# Моделизм > Обсуждение моделей: Авиация >  F4U-4 Corsair от Павла Гусьева а.к.а. GUS

## Kasatka

Очередное творение рук Павла Гусьева

На этот раз модель очень красивого на мой взгляд самолета F4U-4 Corsair

http://modelism.airforce.ru/gallery/...f4u4/index.htm

----------


## Петр Берестовой

Хороший и красивый самолет.
Пыль все таки не очень портит впечатление.  :Wink:  
Но на мой взгляд чуть "погрязнить" ниши и колеса не помешало бы.
Не очень понял так же пятна темного цвета на расшивке(видны на  фото, указаны стрелкой). 
Хотелось бы фоток интерьера, ибо сквозь стекло приборы приборы так заманчиво блестят... :)

----------


## timsz

> Но на мой взгляд чуть "погрязнить" ниши и колеса не помешало бы.


Не. Или "рабочий", или только что выпущенный. Если "грязнить", то все.

----------


## GUS

Я нигде на фото не встречал грязных корсаров. А именно по этому самолету - нашел единственное фото линейки эскадрильи - все чистинькие стоят в ряд.

----------


## uhu1

Не правильно АНО на крыльях сделаны. У Корсаров не стекло цветное, а лампочка. А так хорош зверь:). Ещё змеюка  и её фон не совсем с фото совпадают. А фото грязных Корсаров полно.

----------


## GUS

По поводу АНО - действительно проглядел. Но это просто исправить.
А поводу несовпадения цветов:

----------


## uhu1

А на фото Вам и ему не судьба была глянуть?
Машина-то извесная. И фон змеюки явно темнее чем у Вас. И у него:).
Про изменение цветопередачи просьба не упоминать:). И 18 другим шрифтом написано:).

----------


## GUS

Машина, может, и известная, только фото на нее единственное и некачественное бродит по всем источникам и еще где-то встречал профиль рисованный. По слухам, у S.V.A. такой доступ к информации,что не доверять ему как- то даже и неудобно. А цифры 18 на щитках разные (см. галерея).Так можно говорить о том, что и все внутренние конструкции на этой машине цвета Sea Blue, чего я принципиально не делал.

----------


## uhu

Ну, насчёт одной фото, вы погорячились. Даже у меня 18-той машины есть 2 фото.

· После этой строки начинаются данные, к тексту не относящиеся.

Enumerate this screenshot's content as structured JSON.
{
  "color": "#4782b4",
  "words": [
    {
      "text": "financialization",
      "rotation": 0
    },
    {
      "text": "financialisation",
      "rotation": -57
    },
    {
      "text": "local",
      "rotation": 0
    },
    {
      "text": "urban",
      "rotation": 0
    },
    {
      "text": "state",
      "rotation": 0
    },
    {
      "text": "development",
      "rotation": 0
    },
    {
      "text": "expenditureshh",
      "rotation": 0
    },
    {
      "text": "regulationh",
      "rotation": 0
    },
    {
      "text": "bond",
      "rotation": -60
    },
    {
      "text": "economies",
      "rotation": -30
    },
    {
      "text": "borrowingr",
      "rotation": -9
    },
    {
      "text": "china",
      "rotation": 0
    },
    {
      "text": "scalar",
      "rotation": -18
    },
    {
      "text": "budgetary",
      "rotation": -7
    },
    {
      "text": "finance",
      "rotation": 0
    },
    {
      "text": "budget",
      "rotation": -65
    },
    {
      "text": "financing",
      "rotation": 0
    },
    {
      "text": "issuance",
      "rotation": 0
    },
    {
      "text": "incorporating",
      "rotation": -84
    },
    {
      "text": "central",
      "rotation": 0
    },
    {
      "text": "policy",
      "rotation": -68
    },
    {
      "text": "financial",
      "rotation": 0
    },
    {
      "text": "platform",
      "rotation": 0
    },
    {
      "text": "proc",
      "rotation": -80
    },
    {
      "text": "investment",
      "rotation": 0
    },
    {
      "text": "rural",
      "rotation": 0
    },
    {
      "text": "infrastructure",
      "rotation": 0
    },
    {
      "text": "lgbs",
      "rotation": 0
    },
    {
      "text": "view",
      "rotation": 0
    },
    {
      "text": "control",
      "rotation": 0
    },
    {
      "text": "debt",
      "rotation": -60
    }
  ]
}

Ещё №11 и №2 из змеиной эскадрилии.
А видел я таких фото намного больше.

----------


## GUS

Послушайте, вы хотите что-то доказать? Так доказывайте фактами:
давайте качественные фото, ссылки и т.д. К чему этот пустой разговор.

----------

Уважаемый GUS!
Напрасно сердитесь! Очень красивая игрушка получилась! Сверкает и сияет, как новенький киндерсюрпрайз!

----------


## Петр Берестовой

> Уважаемый GUS!
> Напрасно сердитесь! Очень красивая игрушка получилась! Сверкает и сияет, как новенький киндерсюрпрайз!


Уважаемый гость!
Искрометный юмор-это конечно здорово! Но потрудитесь привести фото, опровергающее схему окраски ака GUS.
А так.., это пустой разговор, как раз в стиле киндерсюрпрайзов..., уж простите за резкость.  :Wink:

----------


## GUS

Это, Петя, людям делать нечего. а написать чего-нибудь хочется.

----------

Уважаемые Петр и Павел!
Хочу сказать, что не хотел никого обидеть.
Много лет и много раз обсуждали-обсуждают-будут обсуждать вопрос - что есть критерий "копийности".
При самых разных подходах, все сходятся в одном - модель должна производить на "среднестатистического" зрителя впечатление "живого" самолета.
Вот я и выступил в роли этого самого "среднестатистического". Впечатлениями поделился. Слишком эмоционально? Прошу простить. Чтобы далеко не ходить - http://modelism.airforce.ru/gallery/...4f-4/index.htm - по матчасти не скажу, но выглядит настоящим.

----------


## GUS

Ну, во-первых, это диарама, которых делается несколько за всю жизнь. Естественно и подход другой, и фото делается не моим типа Kodak Easy, и восприятие совершенно другое. А в плане  [quote]Сверкает и сияет, как новенький киндерсюрпрайз[quote] так Корсар, мной представленный, несет совершенно другую окраску (по сравнению с Вайлдкетом из диорамы) причем глянец. Выводы делайте сами.

----------

Павел! Я не о палубе, башне и, тем паче, не о "человечках" (по-моему, самый слабый элемент на фоне замечательной "техники").
Я о самолете. Он там выглядит "живым". 

Свои выводы я сделал. Они Вам неприятны? Сорри...

----------


## GUS

Нет, я не в коем случае не в обиде! Просто мне интересно понять ваши критерии восприятия - живой - неживой, они же базируются на каких-то ...... не знаю, как сказать, определенных основах. Кстати, темные, однотонные машины и в жизни никогда зрелищно не воспринимаються. Существует такое мнение специалистов.

----------


## Nazar

> Кстати, темные, однотонные машины и в жизни никогда зрелищно не воспринимаються. Существует такое мнение специалистов.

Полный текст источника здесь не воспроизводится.